Daniel Goure of the Lexington Institute, a Washington think tank and consultancy, is arguing that peformance-based logistics are one answer to President Barack Obama's drive to rein in federal waste, fraud and abuse. PBLs in the Defense Department world, he says, have already proven themselves and could easily help bring better outcomes to warfighters while cutting government costs.
Goure lists two examples. One is the C-17 Global Support Program (GSP), where Boeing has direct-sales partnership agreements with each of the three Air Logistics Centers (ALCs). The cumulative savings to the government in the first 10 years of GSP, a public-private partnership, is estimated to have been $562 million.
The other is the maintenance agreement for the F-22 Raptor, which won DOD's 2008 PBL System Level Award.
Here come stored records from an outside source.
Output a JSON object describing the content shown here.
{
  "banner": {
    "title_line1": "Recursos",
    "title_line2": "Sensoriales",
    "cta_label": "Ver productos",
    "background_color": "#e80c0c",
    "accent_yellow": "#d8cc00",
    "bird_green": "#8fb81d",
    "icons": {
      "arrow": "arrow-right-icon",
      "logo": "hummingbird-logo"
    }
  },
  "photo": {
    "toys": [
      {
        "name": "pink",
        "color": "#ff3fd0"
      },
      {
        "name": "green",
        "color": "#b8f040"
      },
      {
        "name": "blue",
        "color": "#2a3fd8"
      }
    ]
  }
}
In partnership with the ALCs, the public-private team increased the mean time between maintenance for the F-22 by 69 percent fleet wide – which Goure stresses means jets need fewer repairs. The team also achieved a 15 percent improved mission rate and a 20 percent reduction in repair time while supposedly saving hundreds of millions of dollars.
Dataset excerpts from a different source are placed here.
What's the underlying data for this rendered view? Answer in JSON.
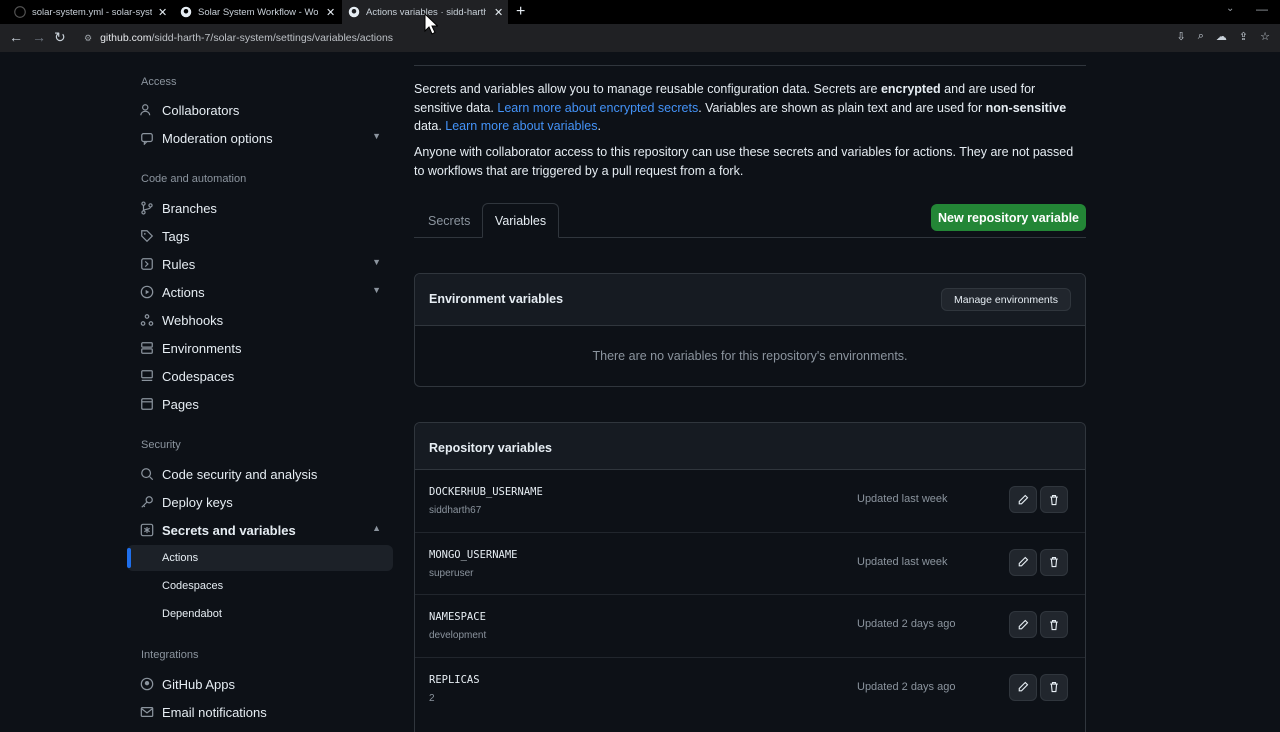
{
  "browser": {
    "tabs": [
      {
        "title": "solar-system.yml - solar-system",
        "active": false
      },
      {
        "title": "Solar System Workflow - Workfl",
        "active": false
      },
      {
        "title": "Actions variables · sidd-harth-7/",
        "active": true
      }
    ],
    "new_tab": "+",
    "url_host": "github.com",
    "url_path": "/sidd-harth-7/solar-system/settings/variables/actions"
  },
  "sidebar": {
    "sections": [
      {
        "heading": "Access"
      },
      {
        "heading": "Code and automation"
      },
      {
        "heading": "Security"
      },
      {
        "heading": "Integrations"
      }
    ],
    "items": {
      "collaborators": "Collaborators",
      "moderation": "Moderation options",
      "branches": "Branches",
      "tags": "Tags",
      "rules": "Rules",
      "actions": "Actions",
      "webhooks": "Webhooks",
      "environments": "Environments",
      "codespaces": "Codespaces",
      "pages": "Pages",
      "code_security": "Code security and analysis",
      "deploy_keys": "Deploy keys",
      "secrets_vars": "Secrets and variables",
      "sub_actions": "Actions",
      "sub_codespaces": "Codespaces",
      "sub_dependabot": "Dependabot",
      "github_apps": "GitHub Apps",
      "email_notifications": "Email notifications"
    }
  },
  "intro": {
    "p1_a": "Secrets and variables allow you to manage reusable configuration data. Secrets are ",
    "p1_b": "encrypted",
    "p1_c": " and are used for sensitive data. ",
    "p1_link1": "Learn more about encrypted secrets",
    "p1_d": ". Variables are shown as plain text and are used for ",
    "p1_e": "non-sensitive",
    "p1_f": " data. ",
    "p1_link2": "Learn more about variables",
    "p1_g": ".",
    "p2": "Anyone with collaborator access to this repository can use these secrets and variables for actions. They are not passed to workflows that are triggered by a pull request from a fork."
  },
  "tabs": {
    "secrets": "Secrets",
    "variables": "Variables"
  },
  "new_variable_button": "New repository variable",
  "env_box": {
    "title": "Environment variables",
    "manage_button": "Manage environments",
    "empty": "There are no variables for this repository's environments."
  },
  "repo_box": {
    "title": "Repository variables",
    "rows": [
      {
        "name": "DOCKERHUB_USERNAME",
        "value": "siddharth67",
        "updated": "Updated last week"
      },
      {
        "name": "MONGO_USERNAME",
        "value": "superuser",
        "updated": "Updated last week"
      },
      {
        "name": "NAMESPACE",
        "value": "development",
        "updated": "Updated 2 days ago"
      },
      {
        "name": "REPLICAS",
        "value": "2",
        "updated": "Updated 2 days ago"
      }
    ]
  },
  "colors": {
    "accent_blue": "#4493f8",
    "green_button": "#238636",
    "bg": "#0d1117"
  }
}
Nevertheless, Goure is making the case for PBL under a larger argument in defense of government outsourcing, which is coming under renewed scrutiny now that Obama occupies the White House. "Some government officials want to dismantle this successful system and bring all the maintenance work back into the public industrial base. This is a short-sighted policy. Performance will go down, because the private contractors would be reduced to their old role of parts providers, they would be forced to increase the price of their products that would ultimately raise the costs to the government."
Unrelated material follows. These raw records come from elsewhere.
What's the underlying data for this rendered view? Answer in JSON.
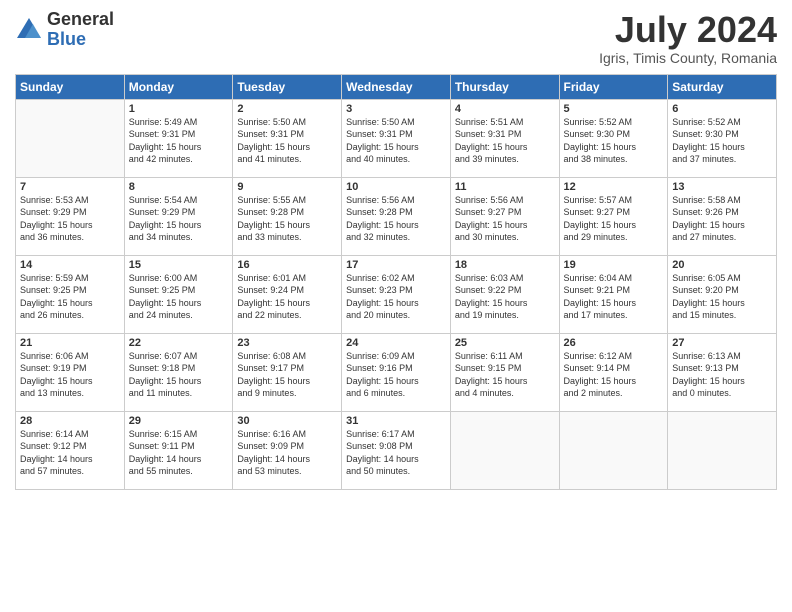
{
  "logo": {
    "general": "General",
    "blue": "Blue"
  },
  "title": "July 2024",
  "location": "Igris, Timis County, Romania",
  "headers": [
    "Sunday",
    "Monday",
    "Tuesday",
    "Wednesday",
    "Thursday",
    "Friday",
    "Saturday"
  ],
  "weeks": [
    [
      {
        "day": "",
        "info": ""
      },
      {
        "day": "1",
        "info": "Sunrise: 5:49 AM\nSunset: 9:31 PM\nDaylight: 15 hours\nand 42 minutes."
      },
      {
        "day": "2",
        "info": "Sunrise: 5:50 AM\nSunset: 9:31 PM\nDaylight: 15 hours\nand 41 minutes."
      },
      {
        "day": "3",
        "info": "Sunrise: 5:50 AM\nSunset: 9:31 PM\nDaylight: 15 hours\nand 40 minutes."
      },
      {
        "day": "4",
        "info": "Sunrise: 5:51 AM\nSunset: 9:31 PM\nDaylight: 15 hours\nand 39 minutes."
      },
      {
        "day": "5",
        "info": "Sunrise: 5:52 AM\nSunset: 9:30 PM\nDaylight: 15 hours\nand 38 minutes."
      },
      {
        "day": "6",
        "info": "Sunrise: 5:52 AM\nSunset: 9:30 PM\nDaylight: 15 hours\nand 37 minutes."
      }
    ],
    [
      {
        "day": "7",
        "info": "Sunrise: 5:53 AM\nSunset: 9:29 PM\nDaylight: 15 hours\nand 36 minutes."
      },
      {
        "day": "8",
        "info": "Sunrise: 5:54 AM\nSunset: 9:29 PM\nDaylight: 15 hours\nand 34 minutes."
      },
      {
        "day": "9",
        "info": "Sunrise: 5:55 AM\nSunset: 9:28 PM\nDaylight: 15 hours\nand 33 minutes."
      },
      {
        "day": "10",
        "info": "Sunrise: 5:56 AM\nSunset: 9:28 PM\nDaylight: 15 hours\nand 32 minutes."
      },
      {
        "day": "11",
        "info": "Sunrise: 5:56 AM\nSunset: 9:27 PM\nDaylight: 15 hours\nand 30 minutes."
      },
      {
        "day": "12",
        "info": "Sunrise: 5:57 AM\nSunset: 9:27 PM\nDaylight: 15 hours\nand 29 minutes."
      },
      {
        "day": "13",
        "info": "Sunrise: 5:58 AM\nSunset: 9:26 PM\nDaylight: 15 hours\nand 27 minutes."
      }
    ],
    [
      {
        "day": "14",
        "info": "Sunrise: 5:59 AM\nSunset: 9:25 PM\nDaylight: 15 hours\nand 26 minutes."
      },
      {
        "day": "15",
        "info": "Sunrise: 6:00 AM\nSunset: 9:25 PM\nDaylight: 15 hours\nand 24 minutes."
      },
      {
        "day": "16",
        "info": "Sunrise: 6:01 AM\nSunset: 9:24 PM\nDaylight: 15 hours\nand 22 minutes."
      },
      {
        "day": "17",
        "info": "Sunrise: 6:02 AM\nSunset: 9:23 PM\nDaylight: 15 hours\nand 20 minutes."
      },
      {
        "day": "18",
        "info": "Sunrise: 6:03 AM\nSunset: 9:22 PM\nDaylight: 15 hours\nand 19 minutes."
      },
      {
        "day": "19",
        "info": "Sunrise: 6:04 AM\nSunset: 9:21 PM\nDaylight: 15 hours\nand 17 minutes."
      },
      {
        "day": "20",
        "info": "Sunrise: 6:05 AM\nSunset: 9:20 PM\nDaylight: 15 hours\nand 15 minutes."
      }
    ],
    [
      {
        "day": "21",
        "info": "Sunrise: 6:06 AM\nSunset: 9:19 PM\nDaylight: 15 hours\nand 13 minutes."
      },
      {
        "day": "22",
        "info": "Sunrise: 6:07 AM\nSunset: 9:18 PM\nDaylight: 15 hours\nand 11 minutes."
      },
      {
        "day": "23",
        "info": "Sunrise: 6:08 AM\nSunset: 9:17 PM\nDaylight: 15 hours\nand 9 minutes."
      },
      {
        "day": "24",
        "info": "Sunrise: 6:09 AM\nSunset: 9:16 PM\nDaylight: 15 hours\nand 6 minutes."
      },
      {
        "day": "25",
        "info": "Sunrise: 6:11 AM\nSunset: 9:15 PM\nDaylight: 15 hours\nand 4 minutes."
      },
      {
        "day": "26",
        "info": "Sunrise: 6:12 AM\nSunset: 9:14 PM\nDaylight: 15 hours\nand 2 minutes."
      },
      {
        "day": "27",
        "info": "Sunrise: 6:13 AM\nSunset: 9:13 PM\nDaylight: 15 hours\nand 0 minutes."
      }
    ],
    [
      {
        "day": "28",
        "info": "Sunrise: 6:14 AM\nSunset: 9:12 PM\nDaylight: 14 hours\nand 57 minutes."
      },
      {
        "day": "29",
        "info": "Sunrise: 6:15 AM\nSunset: 9:11 PM\nDaylight: 14 hours\nand 55 minutes."
      },
      {
        "day": "30",
        "info": "Sunrise: 6:16 AM\nSunset: 9:09 PM\nDaylight: 14 hours\nand 53 minutes."
      },
      {
        "day": "31",
        "info": "Sunrise: 6:17 AM\nSunset: 9:08 PM\nDaylight: 14 hours\nand 50 minutes."
      },
      {
        "day": "",
        "info": ""
      },
      {
        "day": "",
        "info": ""
      },
      {
        "day": "",
        "info": ""
      }
    ]
  ]
}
Goure claims that overall, costs will rise and the warfighter will have less to work with. The argument is familiar to most anyone following the PBL debate since the 1990s, but I still think it conveniently bypasses one major counterpoint: DOD doesn't budget very well - if at all, really - for lifecycle costs of its weaponry. Rare is the top officer or program executive who is willing to admit to fewer purchases of something now because he or she knows, full well, it will take much more money in the future just to keep the inventory going.
Imagine how much more warfighters might get if Washington leaders weren't constantly shocked - shocked, I tell you - to have to shell out more for O&M each year.